Monday, April 10, 1865
In camp near Winchester. Great excitement over news of the surrender of Genl Lee. Cheering kept up all day in the different camps. Weather. slow Rain most of the day. 200 guns was fired for the surrender of Genl Lee.
Friday, April 14, 1865
In camp near Winchester. Got up feeling very bad. Orders come that we would have Brigade Review. Went out on Review in the afternoon. Was reviewed by Lieut. Col Bird Comdg Brigade, Weather Pleasant. Received the news of the assassination of President Lincoln and attempt on Seward, and vice President Johnson. Received the news of the riot in Baltimore.
Sunday, April 16, 1865
In camp near WInchester. Got up feeling better. Got orders to prepare for genl Inspection. Did not feel quite so well then. Got ready for Review at 12 1/2 oclock. Was reviewed by Genl Carroll and several other Brigadiers. The Regt turned out in good order. Weather Pleasant. Dress parade at 6 P.M. had the official acct of the assn of A. Lincoln and that he was dying at 1 a.m. when the last news was Recd.
Tuesday, April 18, 1865
In camp near Winchester. Got up feeling sore all over but it soon wore off, Weather cloudy and raining a little. Strolled around camp. Nothing transpired of any consequence. Had dress parade at six oclock P.M. after Dress Parade the orderly tryed to drill the company at shoulder arms and order arms but we could not see it. Received orders on dress Parade that all labor should cease on the morrow in honor of the burial of A. Lincoln.
Wednesday, April 19, 1865
In camp near Winchester the weather was very warm all quiet in camp bells tolling and minute guns fired and flags draped in morning in token of abrahams death funeral services was preached in town a great many of the boys went to meeting it was the most solemn day past in service. it appeared as if every soldier in camp had lost some near relative
Friday, July 7, 1865
Camp Stoneman The Regt was formed at 6 a.m.
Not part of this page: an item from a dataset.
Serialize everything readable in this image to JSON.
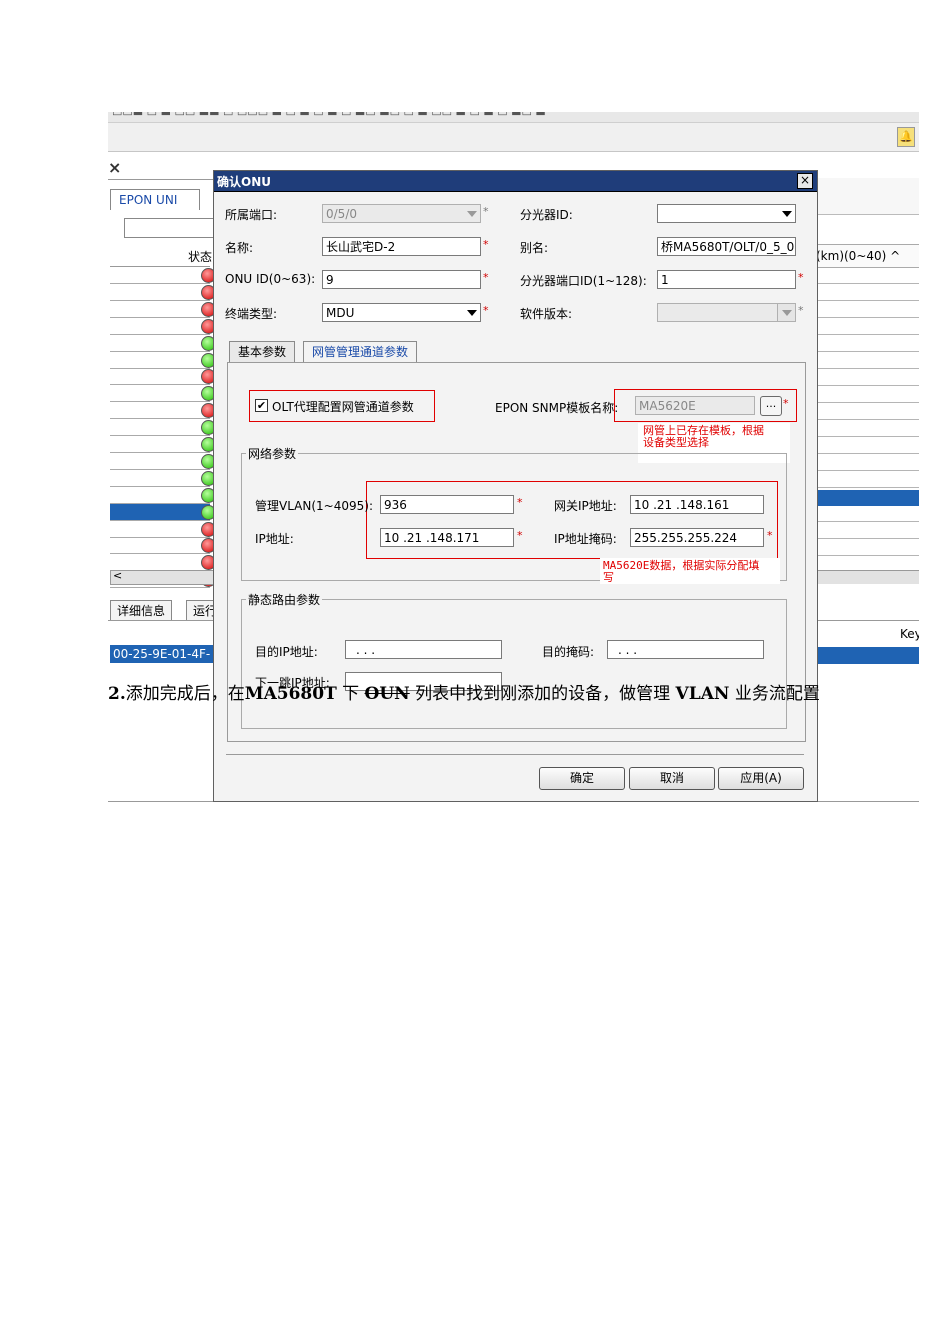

Preparatory to the marching to town. at about 6 1/2 started in connection with the 1st & 8th commanded by Brig genl Morgan comdg 2nd Brigade arrived at the arsenal at 9 1/2 feeling disagreeable from heat & dust. our Regt guarded the outside the remainder of the Regt the inside. at 12.P.M. "the assassins of" A. "Lincoln" was launched off into Eternity at about 2 P.M. we left the Prison yard for camp. the whole Brigade was completely demoralized before they got to camp. weather was so hot and Roads dusty made it disagreeable I was about Played. Execution of Herrold, Payne atzerodt Mrs. Surratt.
Saturday, July 8, 1865
Camp Stoneman got up feeling better than when I Retired the Previous Evening Remained in camp most all day as the weather so warm. Nothing transpired of consequence. No drill as it was washday. dress parade at 6.P.M. Some talk of Leaving soon. Rained very hard for a short time in the afternoon. Great excitement in Relation to the execution of the assassins. in relation to the Right or wrong. went down to the River bathing after dress Parade.